Sony FDR-AX100 4K

CES is in full swing right now and Sony just announced a 4k prosumer camera. At a list price of $2000, the Sony FDR-AX100 is currently one of the lowest priced 4k cameras to be announced to date. The FDR-AX100 appears to be based around the same 20.2MP 1″ Exmor R CMOS Sensor used in the Sony RX10 and uses H.264 level 5.2 video encoding under the label XAVC S to record 3840 x 2160p to SDXC cards.

This camera brings good news and bad news. The good news is that compression technology is getting to the price point where 4k can be offered in a prosumer camera that records to SDXC cards. The bad news is that XAVC like AVCHD was in the early days, isn’t widely supported yet. Infact direct codec support for XAVC isn’t currently supported by most NLE. XAVC editing is likely to be very processor intensive. Sony doesn’t actually give any specific requirements for real time playback but does offer up this statement.

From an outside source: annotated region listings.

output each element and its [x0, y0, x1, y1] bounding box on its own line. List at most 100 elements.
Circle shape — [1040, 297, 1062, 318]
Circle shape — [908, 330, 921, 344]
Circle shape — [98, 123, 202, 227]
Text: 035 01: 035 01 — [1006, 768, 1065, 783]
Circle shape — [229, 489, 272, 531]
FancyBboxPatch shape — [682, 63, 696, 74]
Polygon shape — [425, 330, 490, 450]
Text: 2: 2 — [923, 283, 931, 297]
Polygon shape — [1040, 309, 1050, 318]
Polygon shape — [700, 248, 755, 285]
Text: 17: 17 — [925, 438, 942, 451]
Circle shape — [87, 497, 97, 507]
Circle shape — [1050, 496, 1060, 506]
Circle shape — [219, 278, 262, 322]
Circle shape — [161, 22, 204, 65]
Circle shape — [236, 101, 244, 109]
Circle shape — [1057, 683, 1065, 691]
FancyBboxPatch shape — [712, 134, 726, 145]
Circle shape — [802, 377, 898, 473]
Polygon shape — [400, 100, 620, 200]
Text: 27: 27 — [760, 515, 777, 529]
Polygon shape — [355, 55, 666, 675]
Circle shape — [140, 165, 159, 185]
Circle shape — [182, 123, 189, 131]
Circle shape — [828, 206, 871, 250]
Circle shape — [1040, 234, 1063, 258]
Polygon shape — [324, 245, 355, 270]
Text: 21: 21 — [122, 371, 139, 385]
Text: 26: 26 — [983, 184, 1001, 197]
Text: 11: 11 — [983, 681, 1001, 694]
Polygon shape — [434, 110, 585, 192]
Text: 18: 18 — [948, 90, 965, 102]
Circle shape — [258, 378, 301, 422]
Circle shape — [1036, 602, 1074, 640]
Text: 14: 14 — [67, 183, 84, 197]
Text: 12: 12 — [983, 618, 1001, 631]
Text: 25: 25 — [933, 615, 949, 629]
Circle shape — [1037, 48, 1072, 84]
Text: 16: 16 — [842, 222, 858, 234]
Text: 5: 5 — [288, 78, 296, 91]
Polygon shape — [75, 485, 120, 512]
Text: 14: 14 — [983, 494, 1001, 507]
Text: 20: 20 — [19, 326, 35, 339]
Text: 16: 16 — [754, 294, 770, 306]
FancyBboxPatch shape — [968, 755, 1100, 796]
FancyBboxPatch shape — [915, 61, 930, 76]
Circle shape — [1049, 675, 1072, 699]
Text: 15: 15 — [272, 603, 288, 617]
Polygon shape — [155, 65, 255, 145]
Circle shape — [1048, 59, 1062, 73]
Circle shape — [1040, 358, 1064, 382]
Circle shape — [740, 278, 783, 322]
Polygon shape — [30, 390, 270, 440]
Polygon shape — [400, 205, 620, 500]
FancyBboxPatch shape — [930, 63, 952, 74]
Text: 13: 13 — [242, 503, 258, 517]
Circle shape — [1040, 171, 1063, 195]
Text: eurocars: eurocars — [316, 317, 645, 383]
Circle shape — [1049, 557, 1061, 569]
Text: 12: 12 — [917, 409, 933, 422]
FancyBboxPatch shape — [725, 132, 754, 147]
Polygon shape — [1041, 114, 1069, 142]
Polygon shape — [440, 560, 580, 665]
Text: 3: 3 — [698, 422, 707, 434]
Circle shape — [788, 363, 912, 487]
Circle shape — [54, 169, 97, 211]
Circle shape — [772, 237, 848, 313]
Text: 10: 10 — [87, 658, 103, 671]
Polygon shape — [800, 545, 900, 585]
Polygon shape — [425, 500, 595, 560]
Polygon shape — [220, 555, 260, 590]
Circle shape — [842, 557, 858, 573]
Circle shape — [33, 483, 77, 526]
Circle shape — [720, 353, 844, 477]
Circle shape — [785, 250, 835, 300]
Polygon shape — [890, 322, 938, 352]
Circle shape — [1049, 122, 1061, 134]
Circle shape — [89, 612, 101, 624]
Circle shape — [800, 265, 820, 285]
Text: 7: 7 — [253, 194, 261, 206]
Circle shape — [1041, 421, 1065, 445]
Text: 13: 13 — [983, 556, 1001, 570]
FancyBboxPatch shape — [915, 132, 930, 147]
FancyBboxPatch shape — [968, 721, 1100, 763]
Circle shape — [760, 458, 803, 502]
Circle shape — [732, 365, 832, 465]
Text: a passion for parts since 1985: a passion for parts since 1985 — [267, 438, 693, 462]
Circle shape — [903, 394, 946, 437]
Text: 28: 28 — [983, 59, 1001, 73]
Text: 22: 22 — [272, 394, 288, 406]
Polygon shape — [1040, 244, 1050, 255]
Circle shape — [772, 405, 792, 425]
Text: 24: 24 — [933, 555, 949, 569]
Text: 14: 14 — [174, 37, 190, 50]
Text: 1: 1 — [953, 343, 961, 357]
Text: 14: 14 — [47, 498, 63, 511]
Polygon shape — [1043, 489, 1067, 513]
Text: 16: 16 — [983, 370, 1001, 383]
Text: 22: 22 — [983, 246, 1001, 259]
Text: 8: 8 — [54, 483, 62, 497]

the increased complexity of modern coding schemes do demand more computational power, which could be a major challenge when migrating the production infrastructure and associated workflow from one generation to the next. The amount of processing power requirements to decode a certain compressed bit stream is extremely critical when multiple files are simultaneously used in an edit session.

Without coming right out and saying it, it seems Sony is implying that you’ll need one hell of a machine in order to edit XAVC natively. While the Sony FDR-AX100 offers the ability to record 4k, it seems it could be awhile before a standard desktop is up to the challenge of editing it.